A título de regra geral, as aquisições de bens e serviços pela Administração Pública devem ser precedidas do devido processo licitatório para que, ao final, seja celebrado o contrato administrativo ou instrumento hábil a formalizar a compra. Tal exigência advém de previsão magna constante no artigo 37, inciso XXI, da Constituição da República de 1988, que assim determina:
Art. 37.
[…]
XXI – ressalvados os casos especificados na legislação, as obras, serviços, compras e alienações serão contratados mediante processo de licitação pública que assegure igualdade de condições a todos os concorrentes, com cláusulas que estabeleçam obrigações de pagamento, mantidas as condições efetivas da proposta, nos termos da lei, o qual somente permitirá as exigências de qualificação técnica e econômica indispensáveis à garantia do cumprimento das obrigações. (Grifos nossos).
Para além das disposições fundamentais, é conferido aos entes federados a regulamentação da matéria, sendo privativa da União a competência para legislar sobre normas gerais de licitações e contratos, conforme dispõe o art. 22, inciso XXVII da Constituição da República:
Art. 22.
[…]
XXVII – normas gerais de licitação e contratação, em todas as modalidades, para as administrações públicas diretas, autárquicas e fundacionais da União, Estados, Distrito Federal e Municípios, obedecido o disposto no art. 37, XXI, e para as empresas públicas e sociedades de economia mista, nos termos do art. 173, § 1°, III;
Para melhor compreensão do texto, a citada competência deve ser lida em conjunto com os artigos 146, inciso III, alínea “d”, 170, inciso IX, e 179, todos da mesma Constituição. A se ver:
Art. 146. Cabe à lei complementar:
[…]
III – estabelecer normas gerais em matéria de legislação tributária, especialmente sobre:
[…]
- d) definição de tratamento diferenciado e favorecido para as microempresas e para as empresas de pequeno porte, inclusive regimes especiais ou simplificados no caso do imposto previsto no art. 155, ii, das contribuições previstas no art. 195, i e §§ 12 e 13, e da contribuição a que se refere o art. 239.
Art. 170. A ordem econômica, fundada na valorização do trabalho humano e na livre iniciativa, tem por fim assegurar a todos existência digna, conforme os ditames da justiça social, observados os seguintes princípios:
[…]
IX – tratamento favorecido para as empresas de pequeno porte constituídas sob as leis brasileiras e que tenham sua sede e administração no país. (redação dada pela emenda constitucional nº 6, de 1995)

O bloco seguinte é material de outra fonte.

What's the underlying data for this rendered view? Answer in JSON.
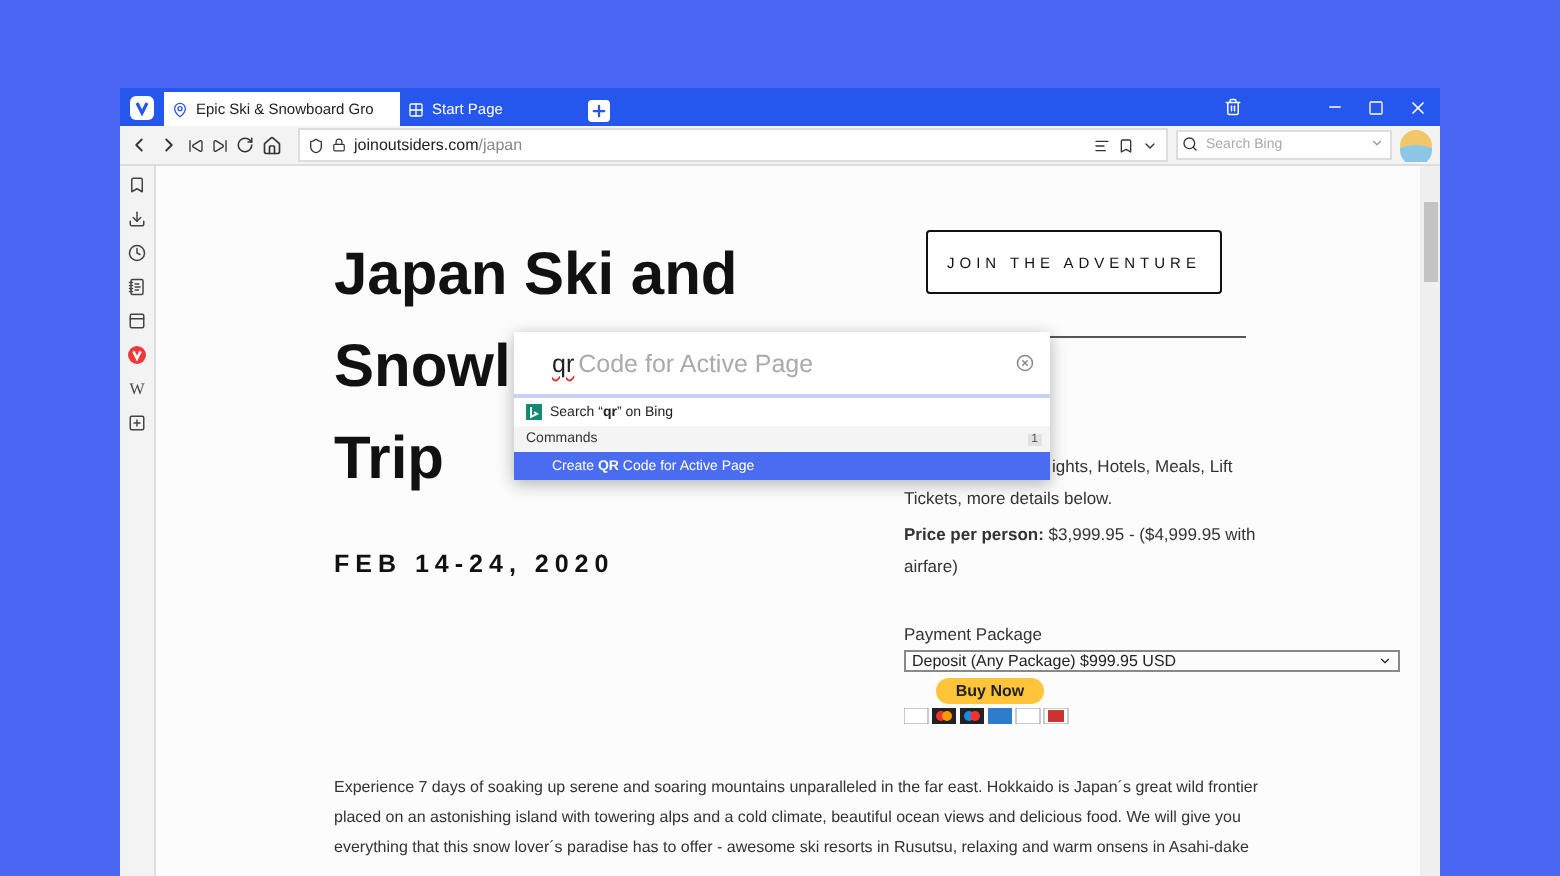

Art. 179. A União, os Estados, o Distrito Federal e os Municípios dispensarão às microempresas e às empresas de pequeno porte, assim definidas em lei, tratamento jurídico diferenciado, visando a incentivá-las pela simplificação de suas obrigações administrativas, tributárias, previdenciárias e creditícias, ou pela eliminação ou redução destas por meio de lei.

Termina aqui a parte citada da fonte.